Things blossomed from there as the Nursing curriculum evolved. Today, all Nursing students get time in the simulation lab, with first- and second-year students spending more time in simulation and upper-year students spending more time in placements.
“We were hearing from students they were anxious going into acute care; they were asking for better prep and we wanted to prepare them better.”
Because of this, second-year students get the most time in the simulation lab, spending four 10-hour shifts per term, simulating the shift work in hospitals, particularly the morning shift during which nurses are provided a night report from outgoing staff.
But the simulation experience Sinclair developed is much more than that and her innovations continually add to students’ learning opportunities.
Interactive simulations in nursing education include cameras and microphones above hospital beds. These allow the life-like mannequin patients to speak, respond to students and exhibit symptoms beyond physical ailments and limitations.

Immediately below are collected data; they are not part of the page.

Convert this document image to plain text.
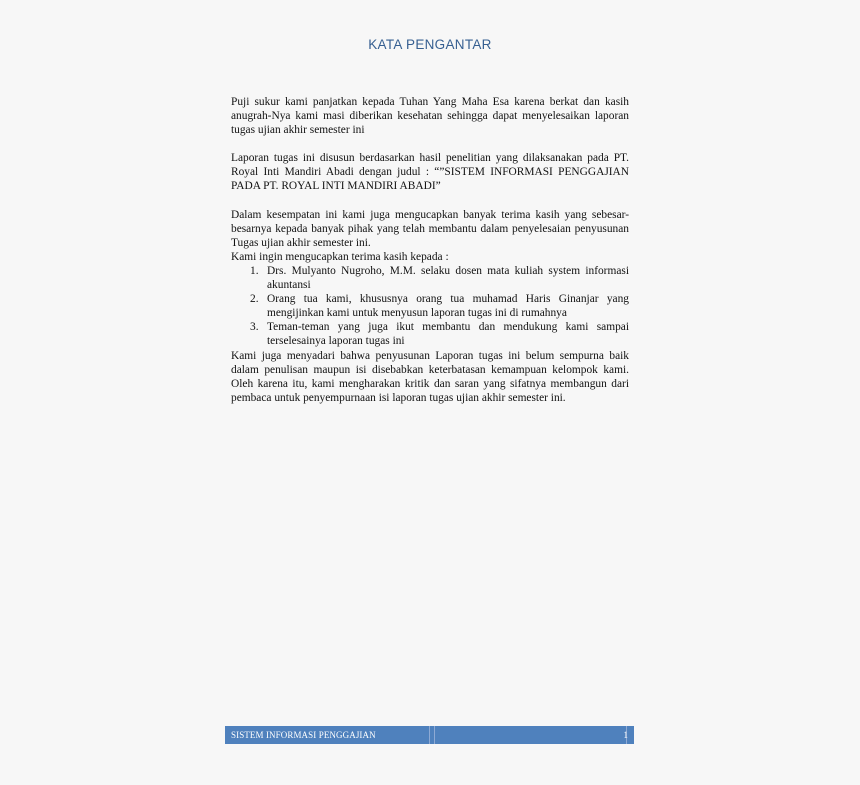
KATA PENGANTAR

Puji sukur kami panjatkan kepada Tuhan Yang Maha Esa karena berkat dan kasih anugrah-Nya kami masi diberikan kesehatan sehingga dapat menyelesaikan laporan tugas ujian akhir semester ini

Laporan tugas ini disusun berdasarkan hasil penelitian yang dilaksanakan pada PT. Royal Inti Mandiri Abadi dengan judul : “”SISTEM INFORMASI PENGGAJIAN PADA PT. ROYAL INTI MANDIRI ABADI”

Dalam kesempatan ini kami juga mengucapkan banyak terima kasih yang sebesar-besarnya kepada banyak pihak yang telah membantu dalam penyelesaian penyusunan Tugas ujian akhir semester ini.

Kami ingin mengucapkan terima kasih kepada :

1. Drs. Mulyanto Nugroho, M.M. selaku dosen mata kuliah system informasi akuntansi
2. Orang tua kami, khususnya orang tua muhamad Haris Ginanjar yang mengijinkan kami untuk menyusun laporan tugas ini di rumahnya
3. Teman-teman yang juga ikut membantu dan mendukung kami sampai terselesainya laporan tugas ini

Kami juga menyadari bahwa penyusunan Laporan tugas ini belum sempurna baik dalam penulisan maupun isi disebabkan keterbatasan kemampuan kelompok kami. Oleh karena itu, kami mengharakan kritik dan saran yang sifatnya membangun dari pembaca untuk penyempurnaan isi laporan tugas ujian akhir semester ini.

SISTEM INFORMASI PENGGAJIAN	1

Simulations at Western are different from most, which focus on one or two aspects of care and typically run for 20-30 minutes. As Western students advance through the program, encountering some of the same ‘patients’ as their health cases unfold, they gain greater understanding of the trajectory of chronic illness, including mental health.
“Students have to focus on that relationship, not just the psycho-motor skills of nursing,” Sinclair said. “This helps hone their communication skills; they learn how to think critically, ask questions and respond empathetically. We are trying to create simulations that really stimulate thinking, not just teach them to practice a skill.”
In efforts to make the experience resemble a real-life clinical environment, Sinclair has also partnered with a graduate of the program who has a background in computer science to design the faculty’s very own HUGO, an electronic system of dispensing patient medication. The real HUGO was far too expensive, she said, and the faculty could develop its own for a fraction of the cost.
Sinclair creates what needs to be in the database, individual medication packages, bar codes and arm bands – all of the scannable materials. There is a work station on wheels, with a computer that houses all medications – just as it would be in a real-life setting.
Sinclair has also developed an electronic patient record with the former student, inputting the cases and scenarios that she had already designed.
“Our students are already doing electronic charting, which is ahead of some of the hospitals in the area, even, but it is getting them ready,” she said.
“We want to develop simulation around homecare; we recognize that is where care is supposedly moving. We want to do public health and community health simulations. We want to do interprofessional education,” Sinclair continued.
The Faculty of Health Sciences recently provided $100,000 towards gaming-based learning in Nursing, something she has already been working on with funding from eCampus Ontario. Last year, she helped develop a medication administration game, which students could use to learn medication administration sequences and prevent medication errors.
“We want to develop more games, maybe get some virtual-reality simulations. The physical space is great – but not all students learn really well this way. Some students would prefer to do something on their computer, repeatedly, rather than waiting to come in here. We need to tap into the different ways and learning styles,” Sinclair said.
“This is great, but expensive to maintain, so we are trying to branch out and find different ways of teaching nursing students, rather than the traditional lecture style and lab where we learned to give injections into oranges.”